Hey HN! Over the last year, I’ve been running AI agents in production and kept hitting the same issue. Responses would suddenly take 30+ seconds, even though everything looked fine. CPU was low, memory was fine, no errors. But requests were clearly getting stuck.

The reason turned out to be simple. These agents spend most of their time waiting for AI APIs to respond. While they wait, they barely use the CPU. So the system looks idle even when it’s overloaded. Low CPU doesn’t mean low demand.

I first tried normal autoscaling based on CPU. It never worked. CPU stayed low, so nothing scaled up, and queues kept growing.

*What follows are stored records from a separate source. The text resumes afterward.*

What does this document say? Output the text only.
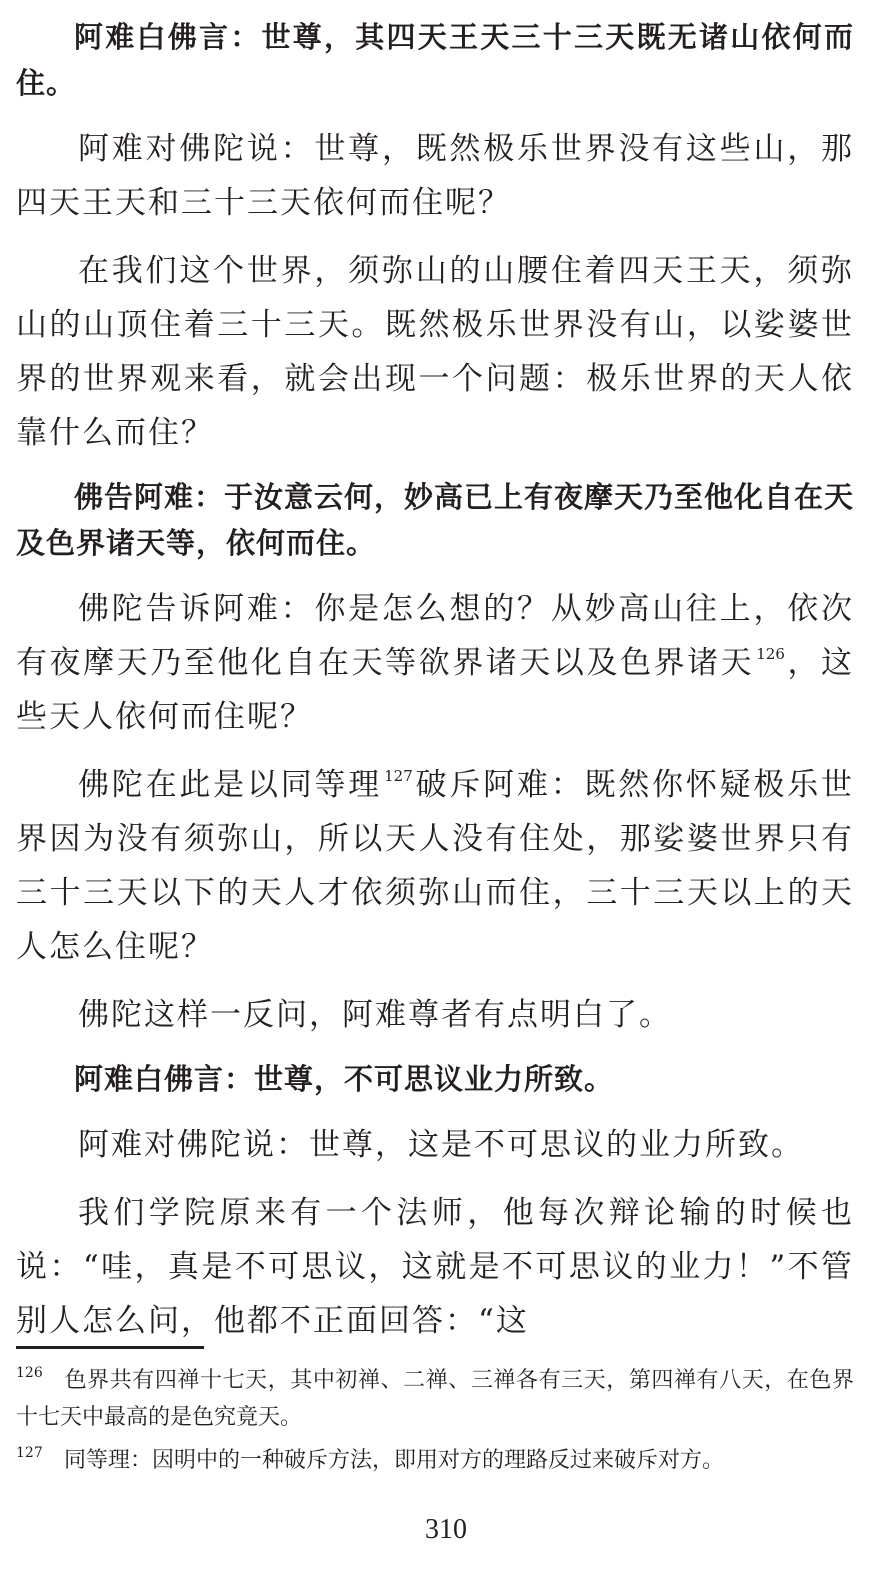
阿难白佛言：世尊，其四天王天三十三天既无诸山依何而住。

阿难对佛陀说：世尊，既然极乐世界没有这些山，那四天王天和三十三天依何而住呢？

在我们这个世界，须弥山的山腰住着四天王天，须弥山的山顶住着三十三天。既然极乐世界没有山，以娑婆世界的世界观来看，就会出现一个问题：极乐世界的天人依靠什么而住？

佛告阿难：于汝意云何，妙高已上有夜摩天乃至他化自在天及色界诸天等，依何而住。

佛陀告诉阿难：你是怎么想的？从妙高山往上，依次有夜摩天乃至他化自在天等欲界诸天以及色界诸天 $^{126}$，这些天人依何而住呢？

佛陀在此是以同等理 $^{127}$破斥阿难：既然你怀疑极乐世界因为没有须弥山，所以天人没有住处，那娑婆世界只有三十三天以下的天人才依须弥山而住，三十三天以上的天人怎么住呢？

佛陀这样一反问，阿难尊者有点明白了。

阿难白佛言：世尊，不可思议业力所致。

阿难对佛陀说：世尊，这是不可思议的业力所致。

我们学院原来有一个法师，他每次辩论输的时候也说：“哇，真是不可思议，这就是不可思议的业力！”不管别人怎么问，他都不正面回答：“这

126 色界共有四禅十七天，其中初禅、二禅、三禅各有三天，第四禅有八天，在色界十七天中最高的是色究竟天。

127 同等理：因明中的一种破斥方法，即用对方的理路反过来破斥对方。

310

Then I moved to scaling based on queue size. That worked much better. I tried a few setups using different queues and cloud tools. The idea was right, but the setup was heavy. It needed extra services and cloud-specific configs and still suffered from slow container startups.

What I really wanted was something simpler: scale based on how much work is waiting, react quickly, and avoid complex infrastructure.

After running this approach in production for about seven months, I pulled it out into a small standalone system called Orpheus. It scales based on pending work, starts workers quickly, keeps agent state on disk so it survives restarts, and doesn’t automatically retry crashed jobs (which helps avoid repeating things like emails or payments). It also avoids container overhead and gives each agent a built-in way to connect tools and models.

This isn’t meant to replace Kubernetes. It’s meant for AI agent workloads where CPU-based scaling gives the wrong signal.